Capitolo XIII

Non capitava spesso allo sceriffo della contea di ricevere chiamate dal commissariato di una grande città.

"Un caso di omicidio?!" disse lo sceriffo, trasalendo dall'altra parte della cornetta.
"Esatto, si tratta di un omicidio di un poliziotto, dobbiamo parlare con questo bambino e sua madre. Sono i presunti testimoni."
"Commissario, io davvero non saprei come aiutarla senza indizi... In questa contea abitano circa quattordicimila amish su un'area molto estesa! Come ha detto che si chiama questa donna?"
"Rachel Lapp."
"La metà degli amish qui si chiama Lapp, qualche altro dettaglio? Un indirizzo?"
"Non avete degli elenchi di qualche tipo?"
"Sì, ma ripeto, non disponiamo di tutto questo personale per fare questo tipo di ricerche. Insomma, non hanno nemmeno la linea telefonica, dovrei girare casa per casa! Non avete altro da darci?"
"Purtroppo no. La ringrazio lo stesso sceriffo. Se dovesse avere qualche notizia o notasse qualcosa di interessante riguardo la comunità amish del luogo, la prego di farci sapere immediatamente. Anche il minimo dettaglio può esserci utile." disse il commissario chiudendo la chiamata.

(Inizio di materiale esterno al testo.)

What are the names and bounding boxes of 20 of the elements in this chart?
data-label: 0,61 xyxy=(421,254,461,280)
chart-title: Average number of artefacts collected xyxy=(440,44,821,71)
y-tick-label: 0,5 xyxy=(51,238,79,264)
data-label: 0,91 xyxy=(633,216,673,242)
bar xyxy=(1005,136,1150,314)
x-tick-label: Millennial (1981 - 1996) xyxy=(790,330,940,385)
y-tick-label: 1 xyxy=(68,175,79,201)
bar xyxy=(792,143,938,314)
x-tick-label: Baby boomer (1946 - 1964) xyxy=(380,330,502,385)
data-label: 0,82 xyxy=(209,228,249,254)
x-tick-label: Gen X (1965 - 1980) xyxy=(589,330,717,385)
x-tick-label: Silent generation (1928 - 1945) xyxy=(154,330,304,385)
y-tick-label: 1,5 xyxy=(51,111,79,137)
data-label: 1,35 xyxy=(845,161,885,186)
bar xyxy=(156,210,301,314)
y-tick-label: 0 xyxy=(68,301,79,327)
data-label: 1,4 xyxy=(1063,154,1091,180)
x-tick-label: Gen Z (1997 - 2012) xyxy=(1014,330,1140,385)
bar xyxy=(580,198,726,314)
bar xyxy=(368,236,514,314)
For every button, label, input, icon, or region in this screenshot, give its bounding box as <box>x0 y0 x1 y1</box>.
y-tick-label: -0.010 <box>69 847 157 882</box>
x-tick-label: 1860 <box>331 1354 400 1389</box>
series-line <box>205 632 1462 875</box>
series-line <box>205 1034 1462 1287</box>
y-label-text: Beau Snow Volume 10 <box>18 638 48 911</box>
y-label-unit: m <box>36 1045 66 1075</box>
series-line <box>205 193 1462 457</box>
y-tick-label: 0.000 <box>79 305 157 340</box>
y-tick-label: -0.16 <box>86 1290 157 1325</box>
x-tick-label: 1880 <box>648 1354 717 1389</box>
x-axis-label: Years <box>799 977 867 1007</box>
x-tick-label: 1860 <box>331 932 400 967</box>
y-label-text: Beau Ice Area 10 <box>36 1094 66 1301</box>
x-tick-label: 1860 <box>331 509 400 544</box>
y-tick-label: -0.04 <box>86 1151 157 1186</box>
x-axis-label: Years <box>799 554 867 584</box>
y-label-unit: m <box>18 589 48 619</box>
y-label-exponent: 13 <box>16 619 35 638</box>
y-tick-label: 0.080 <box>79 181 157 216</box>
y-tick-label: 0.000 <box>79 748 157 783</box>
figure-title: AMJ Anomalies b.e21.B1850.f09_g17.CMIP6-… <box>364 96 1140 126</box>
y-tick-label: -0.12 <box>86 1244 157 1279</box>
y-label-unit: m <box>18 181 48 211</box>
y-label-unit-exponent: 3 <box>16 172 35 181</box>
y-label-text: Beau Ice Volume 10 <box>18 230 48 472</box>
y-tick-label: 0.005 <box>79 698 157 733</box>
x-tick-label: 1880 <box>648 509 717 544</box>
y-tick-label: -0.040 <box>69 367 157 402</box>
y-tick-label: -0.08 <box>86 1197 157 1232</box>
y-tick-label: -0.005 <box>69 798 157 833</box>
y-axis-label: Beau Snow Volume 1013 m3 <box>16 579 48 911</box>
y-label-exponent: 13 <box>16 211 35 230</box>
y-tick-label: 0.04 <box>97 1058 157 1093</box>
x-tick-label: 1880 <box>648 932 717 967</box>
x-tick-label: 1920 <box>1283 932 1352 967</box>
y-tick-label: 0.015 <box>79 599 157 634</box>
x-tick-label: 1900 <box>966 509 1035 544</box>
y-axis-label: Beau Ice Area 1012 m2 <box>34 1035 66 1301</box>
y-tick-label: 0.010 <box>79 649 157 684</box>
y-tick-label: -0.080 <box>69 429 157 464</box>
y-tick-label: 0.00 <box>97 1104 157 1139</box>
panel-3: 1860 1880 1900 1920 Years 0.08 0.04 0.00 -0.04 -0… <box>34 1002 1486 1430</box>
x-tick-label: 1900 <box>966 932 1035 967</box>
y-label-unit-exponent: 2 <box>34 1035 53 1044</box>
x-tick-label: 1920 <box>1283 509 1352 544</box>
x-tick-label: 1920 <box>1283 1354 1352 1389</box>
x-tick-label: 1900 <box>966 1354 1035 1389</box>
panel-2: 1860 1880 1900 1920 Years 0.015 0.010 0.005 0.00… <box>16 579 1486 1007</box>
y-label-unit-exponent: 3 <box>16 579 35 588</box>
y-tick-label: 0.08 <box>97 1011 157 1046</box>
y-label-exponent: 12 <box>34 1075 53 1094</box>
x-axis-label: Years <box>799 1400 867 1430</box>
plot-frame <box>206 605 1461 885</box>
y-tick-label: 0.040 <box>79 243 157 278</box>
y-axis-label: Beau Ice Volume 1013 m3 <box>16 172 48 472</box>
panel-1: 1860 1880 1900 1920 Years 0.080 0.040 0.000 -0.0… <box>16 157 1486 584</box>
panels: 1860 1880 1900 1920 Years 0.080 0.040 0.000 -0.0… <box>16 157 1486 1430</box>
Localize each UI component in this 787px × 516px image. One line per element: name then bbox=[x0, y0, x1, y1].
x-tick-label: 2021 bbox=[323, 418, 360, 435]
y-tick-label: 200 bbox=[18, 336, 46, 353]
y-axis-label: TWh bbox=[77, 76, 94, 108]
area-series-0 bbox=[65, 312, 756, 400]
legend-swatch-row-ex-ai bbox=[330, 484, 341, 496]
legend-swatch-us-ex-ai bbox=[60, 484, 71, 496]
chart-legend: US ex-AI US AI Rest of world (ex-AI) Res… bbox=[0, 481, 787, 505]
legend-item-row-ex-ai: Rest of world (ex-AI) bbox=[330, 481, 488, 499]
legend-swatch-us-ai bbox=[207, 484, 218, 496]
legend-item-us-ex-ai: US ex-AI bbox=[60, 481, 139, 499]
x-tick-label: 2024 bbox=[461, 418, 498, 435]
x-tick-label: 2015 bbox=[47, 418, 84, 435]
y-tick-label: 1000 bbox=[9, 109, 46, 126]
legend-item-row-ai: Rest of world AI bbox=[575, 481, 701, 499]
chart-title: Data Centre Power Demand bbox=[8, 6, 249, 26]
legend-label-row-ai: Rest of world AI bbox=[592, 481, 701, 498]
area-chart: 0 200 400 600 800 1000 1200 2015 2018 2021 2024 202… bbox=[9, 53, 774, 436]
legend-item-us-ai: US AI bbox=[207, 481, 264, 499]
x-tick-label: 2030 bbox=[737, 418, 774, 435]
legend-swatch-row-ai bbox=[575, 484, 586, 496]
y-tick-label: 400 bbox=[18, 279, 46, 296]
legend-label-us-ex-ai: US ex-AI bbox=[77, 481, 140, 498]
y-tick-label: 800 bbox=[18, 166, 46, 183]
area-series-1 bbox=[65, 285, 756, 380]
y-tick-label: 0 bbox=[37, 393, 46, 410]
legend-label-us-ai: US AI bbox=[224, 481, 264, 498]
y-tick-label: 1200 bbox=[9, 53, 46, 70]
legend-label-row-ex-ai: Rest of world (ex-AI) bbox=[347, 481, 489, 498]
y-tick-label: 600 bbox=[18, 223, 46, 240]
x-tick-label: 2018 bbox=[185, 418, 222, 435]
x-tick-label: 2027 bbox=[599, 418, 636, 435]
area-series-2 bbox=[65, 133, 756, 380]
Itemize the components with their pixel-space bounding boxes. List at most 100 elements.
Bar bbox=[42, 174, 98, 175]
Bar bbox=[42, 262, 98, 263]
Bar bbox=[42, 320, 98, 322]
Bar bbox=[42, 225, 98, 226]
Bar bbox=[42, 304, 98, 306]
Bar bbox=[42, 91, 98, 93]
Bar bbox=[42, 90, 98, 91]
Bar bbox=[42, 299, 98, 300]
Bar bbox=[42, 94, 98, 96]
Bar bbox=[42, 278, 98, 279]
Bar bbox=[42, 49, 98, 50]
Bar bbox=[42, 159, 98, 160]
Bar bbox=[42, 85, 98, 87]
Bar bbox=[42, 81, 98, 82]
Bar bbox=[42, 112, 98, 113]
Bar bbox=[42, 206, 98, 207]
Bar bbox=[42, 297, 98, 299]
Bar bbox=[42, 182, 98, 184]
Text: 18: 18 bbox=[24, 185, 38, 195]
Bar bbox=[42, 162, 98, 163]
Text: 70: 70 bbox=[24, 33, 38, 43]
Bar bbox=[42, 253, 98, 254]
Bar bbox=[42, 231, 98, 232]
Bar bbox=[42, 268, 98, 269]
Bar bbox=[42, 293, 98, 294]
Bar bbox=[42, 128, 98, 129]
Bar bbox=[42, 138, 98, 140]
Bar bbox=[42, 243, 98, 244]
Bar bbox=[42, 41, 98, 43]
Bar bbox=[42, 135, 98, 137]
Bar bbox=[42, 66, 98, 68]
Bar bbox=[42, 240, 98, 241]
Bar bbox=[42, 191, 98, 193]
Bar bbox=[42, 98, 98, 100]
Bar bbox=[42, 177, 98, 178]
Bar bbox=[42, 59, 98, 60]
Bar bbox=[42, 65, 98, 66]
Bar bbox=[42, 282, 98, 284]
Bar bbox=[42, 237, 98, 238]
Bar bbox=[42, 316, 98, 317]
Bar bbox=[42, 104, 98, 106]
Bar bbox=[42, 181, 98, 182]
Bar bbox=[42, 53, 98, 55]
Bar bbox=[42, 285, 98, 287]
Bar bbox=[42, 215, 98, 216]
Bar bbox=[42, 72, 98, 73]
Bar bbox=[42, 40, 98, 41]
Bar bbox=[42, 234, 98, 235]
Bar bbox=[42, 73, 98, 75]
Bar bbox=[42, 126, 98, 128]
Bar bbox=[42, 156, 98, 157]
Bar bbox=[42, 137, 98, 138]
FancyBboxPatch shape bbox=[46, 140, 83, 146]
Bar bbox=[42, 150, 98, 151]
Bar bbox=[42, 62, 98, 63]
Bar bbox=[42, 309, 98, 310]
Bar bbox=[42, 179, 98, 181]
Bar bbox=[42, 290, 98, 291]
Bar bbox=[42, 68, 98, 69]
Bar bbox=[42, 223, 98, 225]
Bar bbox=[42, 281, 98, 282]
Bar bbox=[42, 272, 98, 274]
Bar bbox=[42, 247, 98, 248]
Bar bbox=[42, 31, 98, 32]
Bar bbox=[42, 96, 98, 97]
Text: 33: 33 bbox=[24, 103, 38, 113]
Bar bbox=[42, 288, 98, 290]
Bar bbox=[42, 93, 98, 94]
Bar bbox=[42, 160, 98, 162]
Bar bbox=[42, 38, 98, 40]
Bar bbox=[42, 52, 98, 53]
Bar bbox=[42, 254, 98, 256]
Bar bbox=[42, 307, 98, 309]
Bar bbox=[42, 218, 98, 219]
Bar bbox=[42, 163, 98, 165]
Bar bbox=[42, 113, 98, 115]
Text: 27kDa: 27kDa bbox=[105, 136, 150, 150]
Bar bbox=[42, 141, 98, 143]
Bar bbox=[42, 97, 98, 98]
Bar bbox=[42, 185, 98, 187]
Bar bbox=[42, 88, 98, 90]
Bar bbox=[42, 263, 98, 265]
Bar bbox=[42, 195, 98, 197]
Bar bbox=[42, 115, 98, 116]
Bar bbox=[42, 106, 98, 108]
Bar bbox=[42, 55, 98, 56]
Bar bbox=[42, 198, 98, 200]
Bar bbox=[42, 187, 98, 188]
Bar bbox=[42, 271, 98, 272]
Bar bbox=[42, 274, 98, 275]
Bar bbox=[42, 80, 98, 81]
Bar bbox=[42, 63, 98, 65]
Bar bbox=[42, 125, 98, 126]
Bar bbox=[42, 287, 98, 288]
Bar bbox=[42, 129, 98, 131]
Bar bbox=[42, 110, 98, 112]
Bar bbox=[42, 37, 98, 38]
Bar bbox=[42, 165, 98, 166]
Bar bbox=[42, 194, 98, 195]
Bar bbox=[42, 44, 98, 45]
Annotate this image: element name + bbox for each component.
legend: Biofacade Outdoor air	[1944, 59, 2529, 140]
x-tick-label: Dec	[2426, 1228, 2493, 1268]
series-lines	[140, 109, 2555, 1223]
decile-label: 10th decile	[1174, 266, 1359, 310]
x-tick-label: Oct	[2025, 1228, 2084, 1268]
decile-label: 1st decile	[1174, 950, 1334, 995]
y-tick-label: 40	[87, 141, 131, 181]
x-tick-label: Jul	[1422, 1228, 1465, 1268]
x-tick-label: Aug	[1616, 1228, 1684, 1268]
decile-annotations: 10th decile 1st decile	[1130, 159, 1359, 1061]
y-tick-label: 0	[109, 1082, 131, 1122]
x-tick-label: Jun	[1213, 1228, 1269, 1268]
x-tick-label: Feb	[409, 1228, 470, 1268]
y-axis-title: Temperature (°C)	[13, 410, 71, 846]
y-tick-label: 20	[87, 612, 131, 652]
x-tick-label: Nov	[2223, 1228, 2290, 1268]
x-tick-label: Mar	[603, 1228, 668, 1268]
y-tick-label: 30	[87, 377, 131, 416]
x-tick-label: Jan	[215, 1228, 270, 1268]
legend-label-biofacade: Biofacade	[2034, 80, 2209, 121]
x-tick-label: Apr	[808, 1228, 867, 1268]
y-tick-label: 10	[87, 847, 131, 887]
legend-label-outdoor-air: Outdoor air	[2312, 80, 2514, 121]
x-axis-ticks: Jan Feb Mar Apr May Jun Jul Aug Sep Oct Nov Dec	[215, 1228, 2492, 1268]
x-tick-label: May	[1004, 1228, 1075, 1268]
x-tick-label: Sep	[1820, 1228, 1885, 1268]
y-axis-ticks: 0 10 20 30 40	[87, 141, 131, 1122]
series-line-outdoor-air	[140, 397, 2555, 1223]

"Allora?" disse McCallister dall'altra parte della sua scrivania.
"Niente. Tutto quello che avevamo riguardo quella donna e il figlio è sparito e ora è come cercare un ago nel pagliaio. Kowalsky non si riesce a rintracciare. Che mi dici di Benatar?"
"Ero sicuro di averla colpita, ma ho fatto il giro di tutti gli ospedali e sembra essere sparita nel nulla."
"Era lei che doveva pensare a badare a quei due..."
"Davvero pensi che con una ferita d'arma da fuoco si sia nascosta in mezzo a dei matti che vivono senza telefono perché glielo proibisce la Bibbia?"
"Quando mai è stata normale Benatar?"
"Dobbiamo trovarli. Ovunque, ad ogni costo." concluse McCallister.
"Come stiamo già facendo ora?"
"Molto meglio di come stiamo facendo. Li abbiamo sottovalutati. Questa città va rivoltata come un calzino. Ogni motel, negozio, ogni persona che è in contatto con loro deve essere controllato."
"Non rischiamo di esporci così?"
"Credi che non sappia fare il mio lavoro?"
"Va bene, mettiamoci all'opera."

                                       ***
D'un tratto un brivido attraversò Kat come una scossa elettrica. Mentre era seduta sul letto, le cadde la tazza da cui stava bevendo il decotto del dottor Schultz.

"Oh no..." fece Kat costernata.
Rachel si chinò per raccogliere i cocci di ceramica sparsi attorno al letto di Kat.
"Non preoccuparti, ora penso a pulire..."
"I-io non so cosa mi è successo... Mi spiace..."
"Forse era troppo caldo?"
"No, è stato più come... I-io devo parlare con Greg, forse sta succedendo qualcosa e lui è solo!" disse Kat tremando di paura.

Rachel si rialzò, poggiò i pezzi della tazza sul comodino accanto a letto e spinse Kat a stendersi di nuovo.

"Kat, hai sentito il dottore, no?"
"Ma..."
"Lui è solo, ma tu stai ancora male."
"Io sono solo un peso morto! Saranno anche alla sua caccia, anche lui sapeva di McCallister, non ha mie notizie..." fece Kat in preda all'ansia.

Cercò allora di divincolarsi dal controllo di Rachel per potersi alzare, ma non era ancora in grado di soverchiare la forza di alcuna persona e così desistette.

"Ascolta: se ti agiti la ferita si potrebbe riaprire. La cosa migliore che puoi fare è riposare e guarire il prima possibile. Non puoi fare altro in questo momento."
"D'accordo..."
"E bere il decotto del dottor Schultz. Guarda che ora te ne porto un'altra tazza, cosa credi?"
"Ma quando finirà questa tortura..."
disse Kat nascondendosi sotto le coperte.